Oliver Glasner, attualmente svincolato, ha incontrato oggi i dirigenti del club, mentre il Milan attende una risposta definitiva da Rangnick riguardo al ruolo di direttore tecnico, prevista entro le prossime 24 ore. È in programma un vertice con Matthias Jaissle, attualmente allenatore dell'Al Ahli, con Pochettino che emerge come un'alternativa potenziale nel caso in cui le trattative con Rangnick dovessero fallire.
Glasner, precedentemente allenatore del Crystal Palace, è attratto dal progetto del Milan e ha già iniziato ad analizzare la rosa attuale con il suo staff. Sebbene questo primo incontro possa non essere decisivo, i colloqui simultanei del club con Jaissle suggeriscono che Glasner è una delle opzioni seriamente valutate. L'allenatore austriaco è alla ricerca di un'opportunità per vincere trofei, avendo avuto successo in Germania e Inghilterra, e considera un trasferimento in Serie A come un passo significativo nella sua carriera.
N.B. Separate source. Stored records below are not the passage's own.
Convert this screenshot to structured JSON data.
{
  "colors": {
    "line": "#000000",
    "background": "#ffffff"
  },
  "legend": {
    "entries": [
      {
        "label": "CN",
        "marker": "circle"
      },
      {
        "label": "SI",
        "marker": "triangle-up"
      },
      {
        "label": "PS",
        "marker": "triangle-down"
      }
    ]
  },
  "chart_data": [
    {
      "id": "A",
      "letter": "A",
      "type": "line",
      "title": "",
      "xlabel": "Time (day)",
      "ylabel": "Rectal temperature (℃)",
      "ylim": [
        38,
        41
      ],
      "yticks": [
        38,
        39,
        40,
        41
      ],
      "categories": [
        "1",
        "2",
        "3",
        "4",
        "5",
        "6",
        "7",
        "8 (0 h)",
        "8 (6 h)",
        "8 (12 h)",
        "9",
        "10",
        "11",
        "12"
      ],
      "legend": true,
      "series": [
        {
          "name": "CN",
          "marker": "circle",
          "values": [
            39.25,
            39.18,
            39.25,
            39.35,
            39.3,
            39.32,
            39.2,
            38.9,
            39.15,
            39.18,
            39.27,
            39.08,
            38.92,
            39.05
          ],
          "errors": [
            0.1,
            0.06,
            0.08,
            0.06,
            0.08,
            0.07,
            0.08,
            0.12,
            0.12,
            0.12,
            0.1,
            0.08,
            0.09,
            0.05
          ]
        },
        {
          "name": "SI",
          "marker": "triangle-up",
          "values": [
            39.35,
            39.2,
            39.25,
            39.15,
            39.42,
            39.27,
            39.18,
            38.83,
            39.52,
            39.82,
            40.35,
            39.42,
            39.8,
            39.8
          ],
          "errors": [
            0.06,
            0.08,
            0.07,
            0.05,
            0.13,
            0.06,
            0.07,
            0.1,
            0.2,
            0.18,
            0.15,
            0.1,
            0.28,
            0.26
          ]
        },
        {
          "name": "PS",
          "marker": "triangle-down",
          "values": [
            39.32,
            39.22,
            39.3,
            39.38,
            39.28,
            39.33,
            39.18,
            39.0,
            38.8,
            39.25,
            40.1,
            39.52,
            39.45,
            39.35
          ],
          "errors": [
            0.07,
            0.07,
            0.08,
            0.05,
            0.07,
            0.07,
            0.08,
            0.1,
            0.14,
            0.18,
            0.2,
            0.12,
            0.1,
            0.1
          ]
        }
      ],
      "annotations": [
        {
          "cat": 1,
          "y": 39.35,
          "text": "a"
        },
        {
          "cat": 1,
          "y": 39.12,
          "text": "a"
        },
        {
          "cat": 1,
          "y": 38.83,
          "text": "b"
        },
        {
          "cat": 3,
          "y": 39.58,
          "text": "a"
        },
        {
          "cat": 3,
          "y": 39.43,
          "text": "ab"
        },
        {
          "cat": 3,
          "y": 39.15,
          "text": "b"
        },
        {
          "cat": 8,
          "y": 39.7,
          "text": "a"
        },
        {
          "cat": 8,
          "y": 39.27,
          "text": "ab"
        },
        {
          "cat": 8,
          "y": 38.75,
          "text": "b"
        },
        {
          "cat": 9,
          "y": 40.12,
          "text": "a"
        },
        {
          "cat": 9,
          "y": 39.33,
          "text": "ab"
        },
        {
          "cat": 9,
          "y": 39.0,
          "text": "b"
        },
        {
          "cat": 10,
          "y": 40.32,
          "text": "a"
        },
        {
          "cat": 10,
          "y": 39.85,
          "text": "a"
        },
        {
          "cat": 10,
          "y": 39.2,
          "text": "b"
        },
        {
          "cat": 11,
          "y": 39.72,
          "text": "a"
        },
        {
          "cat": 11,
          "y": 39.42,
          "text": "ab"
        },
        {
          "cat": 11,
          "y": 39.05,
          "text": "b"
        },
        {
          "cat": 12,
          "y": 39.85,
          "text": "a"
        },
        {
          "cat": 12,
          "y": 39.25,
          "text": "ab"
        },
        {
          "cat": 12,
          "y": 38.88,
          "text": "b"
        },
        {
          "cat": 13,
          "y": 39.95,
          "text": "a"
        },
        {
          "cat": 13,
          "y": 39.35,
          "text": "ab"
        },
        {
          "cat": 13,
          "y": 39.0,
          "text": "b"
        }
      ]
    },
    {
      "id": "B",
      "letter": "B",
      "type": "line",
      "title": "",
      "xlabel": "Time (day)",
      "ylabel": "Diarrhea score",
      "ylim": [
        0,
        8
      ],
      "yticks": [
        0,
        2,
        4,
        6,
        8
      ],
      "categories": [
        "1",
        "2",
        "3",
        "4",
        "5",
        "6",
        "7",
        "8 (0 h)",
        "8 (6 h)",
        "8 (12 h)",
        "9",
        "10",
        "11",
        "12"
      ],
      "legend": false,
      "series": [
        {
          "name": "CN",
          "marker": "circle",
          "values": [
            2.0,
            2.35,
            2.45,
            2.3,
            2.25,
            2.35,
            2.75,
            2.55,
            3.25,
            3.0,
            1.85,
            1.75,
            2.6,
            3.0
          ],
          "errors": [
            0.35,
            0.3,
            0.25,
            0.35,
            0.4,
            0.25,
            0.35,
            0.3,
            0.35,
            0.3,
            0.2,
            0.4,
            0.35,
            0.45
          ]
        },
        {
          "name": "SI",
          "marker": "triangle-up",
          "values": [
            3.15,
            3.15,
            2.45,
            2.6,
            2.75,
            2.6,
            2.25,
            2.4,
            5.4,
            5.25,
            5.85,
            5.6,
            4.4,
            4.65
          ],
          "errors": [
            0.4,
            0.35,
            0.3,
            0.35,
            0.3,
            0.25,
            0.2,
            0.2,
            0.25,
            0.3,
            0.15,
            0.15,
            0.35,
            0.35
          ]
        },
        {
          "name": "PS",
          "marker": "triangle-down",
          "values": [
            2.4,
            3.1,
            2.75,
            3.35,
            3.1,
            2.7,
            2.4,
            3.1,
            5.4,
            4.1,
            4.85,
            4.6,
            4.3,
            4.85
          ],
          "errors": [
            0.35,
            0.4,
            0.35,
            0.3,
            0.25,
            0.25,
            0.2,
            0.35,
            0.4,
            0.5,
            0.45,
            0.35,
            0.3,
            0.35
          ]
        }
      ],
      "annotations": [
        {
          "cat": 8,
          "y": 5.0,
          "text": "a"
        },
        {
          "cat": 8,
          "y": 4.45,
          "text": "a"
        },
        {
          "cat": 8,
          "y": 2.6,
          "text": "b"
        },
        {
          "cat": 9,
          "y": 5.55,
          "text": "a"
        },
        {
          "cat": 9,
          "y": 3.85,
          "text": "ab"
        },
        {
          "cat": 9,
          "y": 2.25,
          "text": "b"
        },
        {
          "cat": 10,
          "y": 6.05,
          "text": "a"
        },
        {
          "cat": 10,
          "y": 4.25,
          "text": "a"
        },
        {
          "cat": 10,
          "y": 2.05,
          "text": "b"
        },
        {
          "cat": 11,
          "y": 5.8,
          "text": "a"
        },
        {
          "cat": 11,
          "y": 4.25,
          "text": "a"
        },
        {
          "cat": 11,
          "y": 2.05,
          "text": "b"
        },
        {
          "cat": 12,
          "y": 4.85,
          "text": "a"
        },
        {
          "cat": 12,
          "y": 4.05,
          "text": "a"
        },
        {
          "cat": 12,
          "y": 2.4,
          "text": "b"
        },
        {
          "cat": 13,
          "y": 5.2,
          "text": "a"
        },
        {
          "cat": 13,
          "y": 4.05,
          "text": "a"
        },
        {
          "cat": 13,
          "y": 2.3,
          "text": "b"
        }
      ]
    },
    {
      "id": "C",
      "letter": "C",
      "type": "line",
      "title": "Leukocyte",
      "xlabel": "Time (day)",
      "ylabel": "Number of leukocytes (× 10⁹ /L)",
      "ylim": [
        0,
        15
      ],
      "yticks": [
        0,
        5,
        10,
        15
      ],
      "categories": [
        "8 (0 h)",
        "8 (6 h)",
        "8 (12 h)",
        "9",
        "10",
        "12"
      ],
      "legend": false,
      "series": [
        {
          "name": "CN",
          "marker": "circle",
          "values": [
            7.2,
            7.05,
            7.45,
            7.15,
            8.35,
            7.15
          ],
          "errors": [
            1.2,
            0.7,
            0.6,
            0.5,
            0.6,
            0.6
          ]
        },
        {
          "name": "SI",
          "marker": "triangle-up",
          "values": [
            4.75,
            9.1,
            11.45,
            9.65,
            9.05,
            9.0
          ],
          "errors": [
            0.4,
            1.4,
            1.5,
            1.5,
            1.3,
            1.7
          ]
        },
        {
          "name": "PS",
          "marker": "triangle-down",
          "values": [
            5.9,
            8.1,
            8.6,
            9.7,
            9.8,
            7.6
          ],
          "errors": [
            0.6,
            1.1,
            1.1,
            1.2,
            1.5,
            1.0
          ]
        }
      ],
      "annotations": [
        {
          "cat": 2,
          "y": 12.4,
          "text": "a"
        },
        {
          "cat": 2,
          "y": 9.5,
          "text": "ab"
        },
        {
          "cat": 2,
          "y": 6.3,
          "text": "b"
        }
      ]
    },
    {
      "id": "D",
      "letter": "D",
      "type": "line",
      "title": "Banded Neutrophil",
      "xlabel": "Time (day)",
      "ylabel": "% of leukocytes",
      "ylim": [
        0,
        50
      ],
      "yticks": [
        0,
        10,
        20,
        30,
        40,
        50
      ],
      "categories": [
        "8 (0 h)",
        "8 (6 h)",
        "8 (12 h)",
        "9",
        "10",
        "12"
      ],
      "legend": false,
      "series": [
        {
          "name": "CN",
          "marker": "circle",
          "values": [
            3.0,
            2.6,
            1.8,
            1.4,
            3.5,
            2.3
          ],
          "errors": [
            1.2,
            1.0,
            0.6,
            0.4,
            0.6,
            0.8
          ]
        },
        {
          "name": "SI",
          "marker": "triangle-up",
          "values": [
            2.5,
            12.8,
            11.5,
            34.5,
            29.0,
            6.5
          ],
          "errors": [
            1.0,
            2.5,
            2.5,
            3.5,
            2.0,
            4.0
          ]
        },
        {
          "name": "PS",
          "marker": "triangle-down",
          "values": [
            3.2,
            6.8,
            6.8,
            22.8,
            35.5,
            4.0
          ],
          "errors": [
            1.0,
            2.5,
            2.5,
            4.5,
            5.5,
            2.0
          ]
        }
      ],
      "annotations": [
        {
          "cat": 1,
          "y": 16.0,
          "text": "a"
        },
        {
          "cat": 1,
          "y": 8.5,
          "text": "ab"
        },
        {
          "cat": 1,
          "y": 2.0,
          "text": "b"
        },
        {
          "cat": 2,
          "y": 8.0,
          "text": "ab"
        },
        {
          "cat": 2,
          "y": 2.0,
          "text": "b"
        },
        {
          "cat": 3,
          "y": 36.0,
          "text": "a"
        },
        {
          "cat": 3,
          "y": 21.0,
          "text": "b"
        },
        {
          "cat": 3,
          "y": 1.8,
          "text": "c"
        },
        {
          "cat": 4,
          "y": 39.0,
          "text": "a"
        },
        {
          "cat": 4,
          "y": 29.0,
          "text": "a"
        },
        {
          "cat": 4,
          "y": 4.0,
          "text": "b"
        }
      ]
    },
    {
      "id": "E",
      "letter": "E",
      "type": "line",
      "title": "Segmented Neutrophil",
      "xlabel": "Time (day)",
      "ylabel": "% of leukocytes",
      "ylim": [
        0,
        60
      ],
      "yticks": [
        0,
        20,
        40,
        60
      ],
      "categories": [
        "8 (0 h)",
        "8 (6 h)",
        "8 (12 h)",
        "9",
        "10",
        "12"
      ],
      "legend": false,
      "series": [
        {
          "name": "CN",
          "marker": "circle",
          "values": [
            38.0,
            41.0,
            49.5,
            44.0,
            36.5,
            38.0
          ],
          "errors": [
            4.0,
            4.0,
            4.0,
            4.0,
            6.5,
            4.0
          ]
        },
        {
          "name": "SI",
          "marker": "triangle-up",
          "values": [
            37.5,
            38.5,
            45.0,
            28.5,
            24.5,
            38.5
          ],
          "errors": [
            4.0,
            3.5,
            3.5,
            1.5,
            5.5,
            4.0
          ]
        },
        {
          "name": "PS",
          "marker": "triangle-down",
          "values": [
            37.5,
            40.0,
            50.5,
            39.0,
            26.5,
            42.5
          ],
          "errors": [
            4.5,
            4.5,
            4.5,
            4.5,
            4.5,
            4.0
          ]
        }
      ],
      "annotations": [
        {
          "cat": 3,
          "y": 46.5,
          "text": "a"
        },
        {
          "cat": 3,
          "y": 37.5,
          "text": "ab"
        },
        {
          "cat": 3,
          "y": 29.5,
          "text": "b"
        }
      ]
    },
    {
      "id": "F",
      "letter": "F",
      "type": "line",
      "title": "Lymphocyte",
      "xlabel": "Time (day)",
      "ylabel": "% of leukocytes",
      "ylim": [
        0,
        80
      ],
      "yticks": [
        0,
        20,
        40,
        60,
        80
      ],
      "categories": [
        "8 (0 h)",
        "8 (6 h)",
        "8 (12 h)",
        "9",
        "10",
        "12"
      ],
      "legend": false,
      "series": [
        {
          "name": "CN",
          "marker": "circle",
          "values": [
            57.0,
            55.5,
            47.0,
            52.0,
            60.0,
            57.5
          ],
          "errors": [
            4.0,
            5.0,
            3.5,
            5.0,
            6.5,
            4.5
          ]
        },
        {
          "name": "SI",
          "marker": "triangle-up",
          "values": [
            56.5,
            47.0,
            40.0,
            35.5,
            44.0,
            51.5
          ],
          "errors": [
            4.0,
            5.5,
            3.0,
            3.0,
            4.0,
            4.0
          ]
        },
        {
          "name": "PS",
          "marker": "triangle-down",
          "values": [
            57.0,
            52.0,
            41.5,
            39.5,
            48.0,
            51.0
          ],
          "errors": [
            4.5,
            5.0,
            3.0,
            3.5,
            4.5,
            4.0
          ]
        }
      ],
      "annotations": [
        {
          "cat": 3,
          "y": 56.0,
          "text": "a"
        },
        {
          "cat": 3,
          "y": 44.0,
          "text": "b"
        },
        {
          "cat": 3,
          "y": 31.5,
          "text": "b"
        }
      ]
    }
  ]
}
La potenziale arrivo di Rangnick dipende da diverse condizioni, tra cui l'autorità di nominare l'allenatore, implementare una specifica filosofia di gioco a tutti i livelli del club e portare un numero consistente di membri del suo staff. Cerca anche un progetto a lungo termine, potenzialmente un contratto triennale, e garanzie che Zlatan Ibrahimovic non interferirà con le sue decisioni. I rapporti suggeriscono un disaccordo riguardo al ruolo di Ibrahimovic, con Rangnick che desidera piena autonomia e il club che mantiene Ibrahimovic nella sua posizione di consulente per il proprietario Gerry Cardinale.
Nel caso in cui Rangnick declinasse l'offerta, Pochettino, attualmente allenatore della nazionale statunitense, è emerso come un candidato forte. È stato stabilito un contatto iniziale con i rappresentanti di Pochettino, anche se i suoi impegni con la nazionale in vista dei Mondiali limitano la sua capacità di impegnarsi pienamente nelle trattative in questo momento. L'Al Ahli è riluttante a rilasciare Jaissle, che è stato raccomandato da Rangnick, ma un indennizzo di circa 6-7 milioni di euro potrebbe facilitare il trasferimento. Ramón Planes, attualmente consulente dell'Al Ittihad, è anch'esso considerato come un potenziale direttore sportivo.
La situazione rimane fluida, con il Milan che punta a risolvere queste posizioni chiave rapidamente per definire il futuro orientamento del club.